Зоя привела его к себе в номер и отправила в душ, в котором не
оказалось горячей воды. Минут пятнадцать Андрей ждал ее из
ванной. Он заскучал, подумал, что надо было отыметь ее в лесу.

Потом она сидела у него на коленях, и Андрей целовал ее большие,
холодные, пресные груди, не понимая, зачем он это делает,
словно подчиняясь какому-то долгу. «Может, просто я в зоне отвык
от женской ласки?» – спрашивал себя Андрей.

Она часто вздыхала и ерошила его волосы, достала из тумбочки
презерватив. Затем они никак не могли улечься на узкой кровати, и
ему было то стыдно, то смешно, а Зоя быстро-быстро моргала и
краснела. Его поразила вдруг механистичность происходящего.
(У него, вероятно, случился очередной «припадок», он стал
видеть все в необычном свете.) Словно они были автоматы, со
странными устройствами, забавными и уродливыми, для нелепых
действий, которые они не могли не делать. Или чьи-то похабные
игрушки. Он ощущал себя отдельным от своего тела, не было
даже приятно. Ему вдруг стало все безразлично: и то как он
ласкал ее холодную точно студень плоть, и то как она упиралась
своими пятками в подъем его ступней, и зачем-то взяла в рот
его палец – и еще этот чужой, словно существа другой породы,
запах на его коже…

Зоя стала по-детски, с капризными нотками, словно в порыве страсти,
произносить скороговоркой: ну-ну-ну-ну… Андрей почувствовал,
как возвращается вожделение. Была между ними минута
нежности… Вдруг Зоя задрожала, передергивая, словно в ознобе,
плечами, ее «ну-ну» слилось в один ноющий стон. Андрей решил, что
пора – и все потонуло в сладком забытьи, когда уже
безразлично где, с кем и как.

– Что это было – оргазм? – спросил Андрей, едва буря утихла.

– А ты что думал? – сказала Зоя, вытирая слезы и поворачиваясь к нему.

– Сильная вещь… – Андрей снял резинку, завязал и кинул под кровать.

– Дурак, – стукнула она его кулачком и приникла к его груди.

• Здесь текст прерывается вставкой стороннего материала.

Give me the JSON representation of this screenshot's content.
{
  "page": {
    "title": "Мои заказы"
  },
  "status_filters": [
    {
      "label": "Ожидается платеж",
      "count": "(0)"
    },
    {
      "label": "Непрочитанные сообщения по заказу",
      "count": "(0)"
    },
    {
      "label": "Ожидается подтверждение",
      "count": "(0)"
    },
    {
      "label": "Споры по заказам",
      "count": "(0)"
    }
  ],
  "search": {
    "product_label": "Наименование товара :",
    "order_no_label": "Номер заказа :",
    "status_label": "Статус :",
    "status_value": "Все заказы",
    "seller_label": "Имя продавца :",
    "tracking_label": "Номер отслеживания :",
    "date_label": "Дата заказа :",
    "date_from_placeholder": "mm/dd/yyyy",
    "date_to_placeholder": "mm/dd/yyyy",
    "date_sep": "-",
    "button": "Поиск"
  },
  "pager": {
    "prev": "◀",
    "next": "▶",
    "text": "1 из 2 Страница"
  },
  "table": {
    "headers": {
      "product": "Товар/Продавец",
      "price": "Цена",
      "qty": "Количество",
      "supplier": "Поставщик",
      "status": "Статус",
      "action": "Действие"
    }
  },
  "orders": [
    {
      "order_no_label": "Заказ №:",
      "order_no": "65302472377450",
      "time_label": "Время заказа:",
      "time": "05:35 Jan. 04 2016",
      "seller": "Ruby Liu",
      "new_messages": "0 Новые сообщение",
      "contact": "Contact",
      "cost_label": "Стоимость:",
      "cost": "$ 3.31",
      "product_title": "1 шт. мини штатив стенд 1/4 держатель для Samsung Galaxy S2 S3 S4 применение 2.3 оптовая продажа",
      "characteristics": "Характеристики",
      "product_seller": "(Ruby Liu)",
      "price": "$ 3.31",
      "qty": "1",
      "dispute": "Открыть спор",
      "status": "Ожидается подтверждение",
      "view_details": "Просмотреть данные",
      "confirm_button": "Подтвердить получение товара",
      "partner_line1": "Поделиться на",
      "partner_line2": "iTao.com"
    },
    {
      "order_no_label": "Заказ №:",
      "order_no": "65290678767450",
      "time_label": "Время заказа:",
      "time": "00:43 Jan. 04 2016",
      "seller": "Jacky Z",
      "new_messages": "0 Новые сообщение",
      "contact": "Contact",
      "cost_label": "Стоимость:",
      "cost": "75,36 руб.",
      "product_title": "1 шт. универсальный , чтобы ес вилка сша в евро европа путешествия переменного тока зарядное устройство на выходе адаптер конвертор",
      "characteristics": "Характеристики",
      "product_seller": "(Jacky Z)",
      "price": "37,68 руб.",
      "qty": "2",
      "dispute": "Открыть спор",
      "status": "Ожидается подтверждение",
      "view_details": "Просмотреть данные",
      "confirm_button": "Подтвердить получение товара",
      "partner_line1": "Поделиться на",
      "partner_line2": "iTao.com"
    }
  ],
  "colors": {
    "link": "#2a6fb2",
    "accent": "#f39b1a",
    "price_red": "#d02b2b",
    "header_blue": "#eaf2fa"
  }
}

Наступило отрезвление, граничащее с отвращением, было даже
мгновение, когда Андрей хотел встать и уйти. «Какие у нее уши! Это же
уму не постижимо – какие уши!»

– Нам надо еще привыкнуть друг к другу, – сказала Зоя виновато и
жалостливо, как маленькая девочка. «Ну нет, привыкать мы не
будем, это однозначно! – закричал мысленно Андрей. – Почему до
того как женское тело кажется гибким, безупречным, а после
того как – неуклюжим, бесформенным? Остались только отвислый
живот, разные груди, короткие ноги…» – думал Андрей,
заставляя себя гладить ее вдоль желобка на спине. Однако прошло
совсем немного времени, когда она снова показалась ему
прекрасной.

Уже не такой сильный, но нежно-острый порыв сменился глубокой
апатией. Наваждение рассыпалось, не оставив даже следа от желания,
что еще полчаса назад заполняло его всего и вело к
единственной цели. В сердце снова выросла и заслонила все остальное
та безумная идея, ради которой он покинул город. Вспыхнуло
страстное нетерпение: всякое промедление казалось смерти
подобным. Их поездка представлялась ему теперь чуть ли не
главным делом жизни. «Вот минута истины, – думал Андрей. – Минута
чистого разума, когда он только и бывает свободен от Его
власти…»

Вечером он должен был гулять с ней под руку. Зоя склонила ему на
плечо голову и сказала:

– Странно, по гороскопу мы совершенно не подходим друг другу: ты
«лев», а я «рыбка». Но чувствую себя с тобой так спокойно, как
если бы ты был «рак».

Андрей только отплевывался про себя: «Вот старый дурак! Нашел дуру»…
Ему удалось отделаться от нее под предлогом, что надо зайти
переодеться на дежурство.

В номере он столкнулся с Борисычем, которого не видел со вчерашнего
вечера. Тот был чем-то озабочен, рылся у себя в сумке, ни
разу не взглянул на Андрея.

– Что там с их машиной, не починили еще? – спросил Андрей.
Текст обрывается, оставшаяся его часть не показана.